Iran-Backed Houthi Rebels Claim Strike
(Updated) Official Saudi sources have confirmed that two major oil refineries in the kingdom were hit by drone attacks early Saturday 14th September.
This resulted in multiple fires they say have now been brought under control.
Both operated by state-owned Aramco, by far the largest producer of oil in Saudi Arabia, the refineries near Buqayq and the Abqaiq plant were hit at 04:00 local time (20:00 EST).
Local video footage showed the fires at one of the refineries;
Aramco’s Abqaiq refinery is the largest oil refinery in the world, producing up to 7 million barrels of oil a day.

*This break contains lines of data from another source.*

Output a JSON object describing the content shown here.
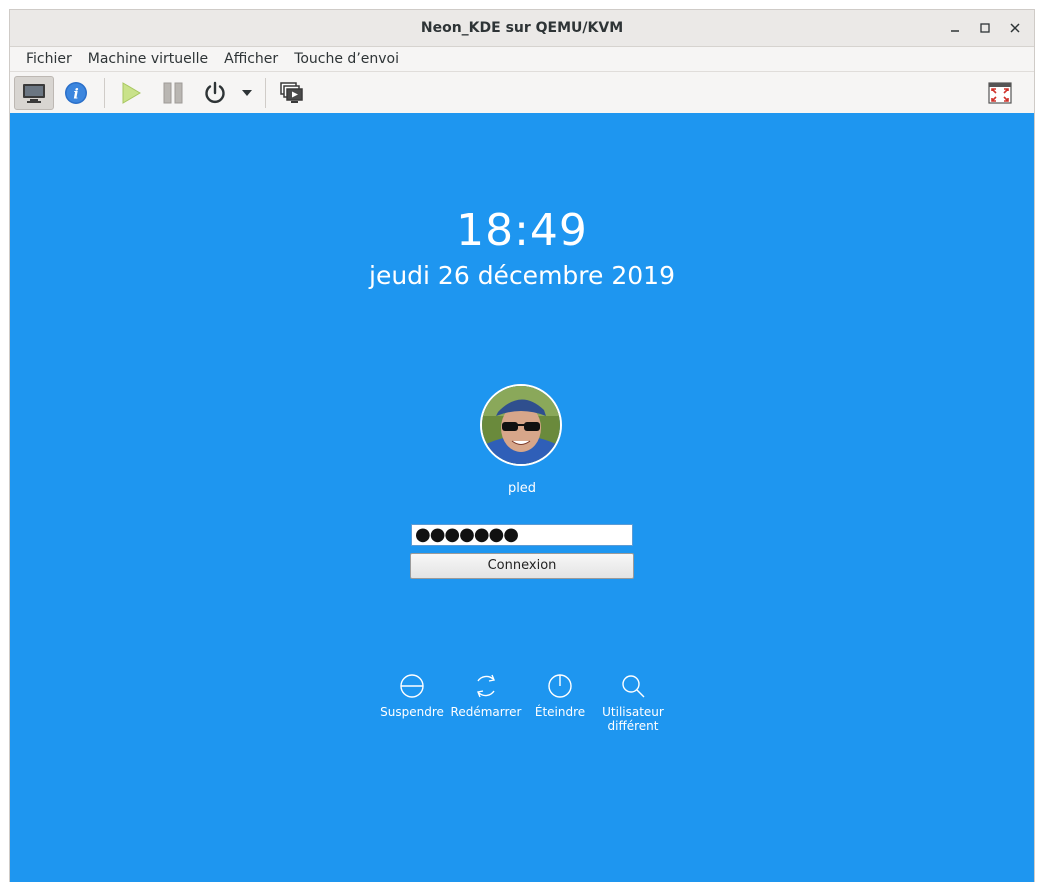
{
  "window": {
    "title": "Neon_KDE sur QEMU/KVM"
  },
  "menubar": {
    "items": [
      "Fichier",
      "Machine virtuelle",
      "Afficher",
      "Touche d’envoi"
    ]
  },
  "toolbar": {
    "buttons": [
      "console-icon",
      "info-icon",
      "play-icon",
      "pause-icon",
      "power-icon",
      "dropdown-arrow-icon",
      "snapshots-icon",
      "fullscreen-icon"
    ]
  },
  "lockscreen": {
    "time": "18:49",
    "date": "jeudi 26 décembre 2019",
    "username": "pled",
    "password_mask": "●●●●●●●",
    "login_label": "Connexion",
    "actions": [
      {
        "label": "Suspendre",
        "icon": "suspend-icon"
      },
      {
        "label": "Redémarrer",
        "icon": "restart-icon"
      },
      {
        "label": "Éteindre",
        "icon": "shutdown-icon"
      },
      {
        "label": "Utilisateur différent",
        "icon": "search-user-icon"
      }
    ]
  },
  "colors": {
    "screen_bg": "#1e96f0",
    "text": "#ffffff"
  }
}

The Saudi Interior Ministry has said an investigation is underway.
There were unconfirmed reports of gunfire immediately prior to the attack and it is believed there have been multiple casualties, though no figures have been released as yet.

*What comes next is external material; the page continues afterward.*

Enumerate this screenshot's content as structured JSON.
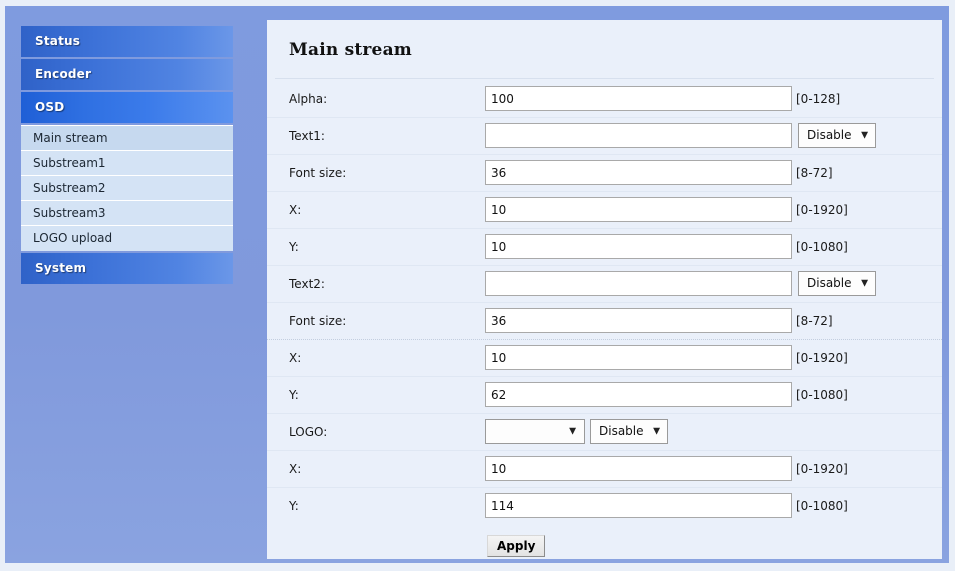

All military in Saudi Arabia was placed on the highest alert following the attack and Saudi RAF jets were seen in the air immediately afterward.
HOUTHI’S ISSUE STATEMENT
Iranian-backed Houthi rebels based in Yemen have carried out similar attacks in the past, but this is the biggest attack on Saudi Arabia’s oil infrastructure in more than a decade.
The Houthi military spokesman, Yahya Sarea, told al-Masirah TV, which is owned by the Houthi movement and is based in Beirut, that further attacks could be expected in the future.
He said Saturday’s attack was one of the biggest operations the Houthi forces had undertaken inside Saudi Arabia and was carried out in “co-operation with the honorable people inside the kingdom”.
A NASA near real-time image was published showing the 50-mile long smoke plume over the Abqaiq plant;
Bob McNally, head of Rapid Energy Group in Washington commented, “For the oil market if not the global economy, Abqaiq is the single most valuable piece of real estate on planet earth,”
Aramco, which pumped about 9.8 million barrels a day in August, will be able to keep customers supplied for several weeks by drawing on a global storage network. The Saudis hold millions of barrels in tanks in the kingdom itself, plus in three strategic locations around the world: Rotterdam in the Netherlands, Okinawa in Japan, and Sidi Kerir on the Mediterranean coast of Egypt.
“Abqaiq is the heart of the system and they just had a heart attack,” said Roger Diwan, a veteran OPEC watcher at consultant IHS Markit. “We just don’t know the severity.”
There has been no immediate impact on global oil prices as a result of the attack and global markets were closed for the weekend in any case. The benchmark Brent Crude had been trading at just above $60 a barrel on Friday.